Der Zivilprozess steht vor einem digitalen Umbruch, der nationale Grenzen überschreitet. Mit der neuen EU-Verordnung 2023/2844 wird der Zugang zur Justiz durch digitale Mittel erleichtert, insbesondere durch den Einsatz von Videokonferenztechnologie. Doch während die Europäische Union mit dieser Verordnung einen wichtigen Schritt Richtung Digitalisierung geht, sticht Deutschland mit einer vorzeitigen Umsetzung als Vorreiter heraus.
Die Neuerungen der EU-Verordnung 2023/2844
Die im Dezember 2023 erlassene Verordnung (EU) 2023/2844 zielt darauf ab, die justizielle Zusammenarbeit zwischen Mitgliedstaaten zu digitalisieren und den Zugang zur Justiz zu verbessern. Ein zentraler Punkt ist die Regelung in Artikel 5, die es ermöglicht, dass Prozessparteien oder ihre Vertreter aus anderen Mitgliedstaaten per Videokonferenz an Verhandlungen teilnehmen können – ohne die bislang notwendige Genehmigung des Aufenthaltsstaates.
Flexibilität für Gerichte und Parteien
Die Teilnahme via Videokonferenz ist jedoch nicht zwingend vorgeschrieben. Sie liegt weiterhin im Ermessen des Gerichts, das dabei folgende Aspekte berücksichtigen muss:
• Technische Verfügbarkeit der Videokonferenzsysteme,
• Meinungen der Parteien zur Nutzung dieser Technologie,
• Angemessenheit des Einsatzes im jeweiligen Einzelfall.
Dieses Ermessen spiegelt eine Balance zwischen der gerichtlichen Verfahrensleitung und der Verfahrensherrschaft der Parteien wider – ein Thema, das in Deutschland bereits bei der Reform des § 128a ZPO intensiv diskutiert wurde.
Einschränkungen bleiben bestehen
Nicht alle Verfahrenshandlungen können jedoch ohne Einschränkungen digital durchgeführt werden. Für die Vernehmung von Zeugen oder Sachverständigen, die sich in einem anderen Mitgliedstaat befinden, bleibt ein Rechtshilfeersuchen nach der EuBVO erforderlich. Dies liegt daran, dass solche Vernehmungen als Ausübung von Hoheitsgewalt gelten, die die Souveränität des Aufenthaltsstaates berührt. Dieses Hindernis wird auch durch die neue Verordnung nicht beseitigt.

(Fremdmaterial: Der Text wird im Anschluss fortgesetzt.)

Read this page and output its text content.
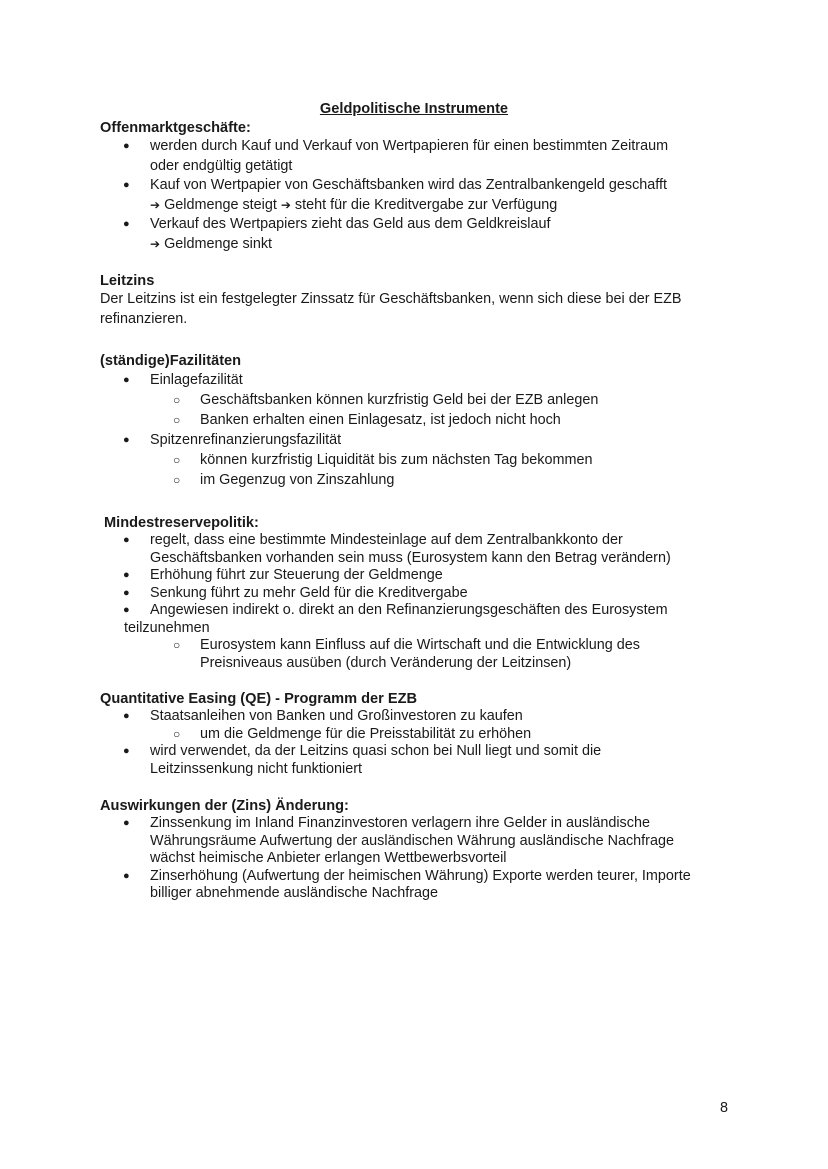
Geldpolitische Instrumente
Offenmarktgeschäfte:
● werden durch Kauf und Verkauf von Wertpapieren für einen bestimmten Zeitraum
oder endgültig getätigt
● Kauf von Wertpapier von Geschäftsbanken wird das Zentralbankengeld geschafft
➔ Geldmenge steigt ➔ steht für die Kreditvergabe zur Verfügung
● Verkauf des Wertpapiers zieht das Geld aus dem Geldkreislauf
➔ Geldmenge sinkt
Leitzins
Der Leitzins ist ein festgelegter Zinssatz für Geschäftsbanken, wenn sich diese bei der EZB refinanzieren.
(ständige)Fazilitäten
● Einlagefazilität
○ Geschäftsbanken können kurzfristig Geld bei der EZB anlegen
○ Banken erhalten einen Einlagesatz, ist jedoch nicht hoch
● Spitzenrefinanzierungsfazilität
○ können kurzfristig Liquidität bis zum nächsten Tag bekommen
○ im Gegenzug von Zinszahlung
Mindestreservepolitik:
● regelt, dass eine bestimmte Mindesteinlage auf dem Zentralbankkonto der
Geschäftsbanken vorhanden sein muss (Eurosystem kann den Betrag verändern)
● Erhöhung führt zur Steuerung der Geldmenge
● Senkung führt zu mehr Geld für die Kreditvergabe
● Angewiesen indirekt o. direkt an den Refinanzierungsgeschäften des Eurosystem
teilzunehmen
○ Eurosystem kann Einfluss auf die Wirtschaft und die Entwicklung des
Preisniveaus ausüben (durch Veränderung der Leitzinsen)
Quantitative Easing (QE) - Programm der EZB
● Staatsanleihen von Banken und Großinvestoren zu kaufen
○ um die Geldmenge für die Preisstabilität zu erhöhen
● wird verwendet, da der Leitzins quasi schon bei Null liegt und somit die
Leitzinssenkung nicht funktioniert
Auswirkungen der (Zins) Änderung:
● Zinssenkung im Inland Finanzinvestoren verlagern ihre Gelder in ausländische
Währungsräume Aufwertung der ausländischen Währung ausländische Nachfrage
wächst heimische Anbieter erlangen Wettbewerbsvorteil
● Zinserhöhung (Aufwertung der heimischen Währung) Exporte werden teurer, Importe
billiger abnehmende ausländische Nachfrage
8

Deutschland als digitaler Vorreiter
Besonders hervorzuheben ist Deutschlands Rolle in der Umsetzung der neuen Verordnung. Während die EU-weite verpflichtende Anwendbarkeit der Verordnung erst ab dem 1. Mai 2025 vorgesehen ist, hat Deutschland die Regelung des Artikels 5 bereits ab dem 1. Oktober 2024 in Kraft gesetzt. Damit ermöglicht Deutschland als erstes EU-Land die Teilnahme von Prozessbeteiligten aus anderen Mitgliedstaaten per Videokonferenz – ein bedeutender Fortschritt für grenzüberschreitende Verfahren.
Vorteile für den Zivilprozess
Die frühzeitige Umsetzung bringt zahlreiche Vorteile mit sich. Beispielsweise können Prozessvertreter aus anderen Mitgliedstaaten wirksam Anträge stellen, ohne dass zuvor ein Rechtshilfeersuchen eingereicht werden muss. Dies spart Zeit, reduziert Kosten und fördert eine schnellere Abwicklung grenzüberschreitender Verfahren.
Fazit: Ein Schritt in die richtige Richtung
Deutschland zeigt mit der vorzeitigen Einführung von Artikel 5 der Verordnung, dass es sich auf der “digitalen Überholspur” befindet. Auch wenn Einschränkungen wie das Rechtshilfeersuchen für Zeugenvernehmungen bestehen bleiben, markiert diese Entwicklung einen wichtigen Schritt hin zu einer digitaleren, effizienteren Justiz. Es bleibt abzuwarten, wie häufig diese neuen Möglichkeiten tatsächlich genutzt werden – die Weichen für eine modernere Justiz sind jedenfalls gestellt.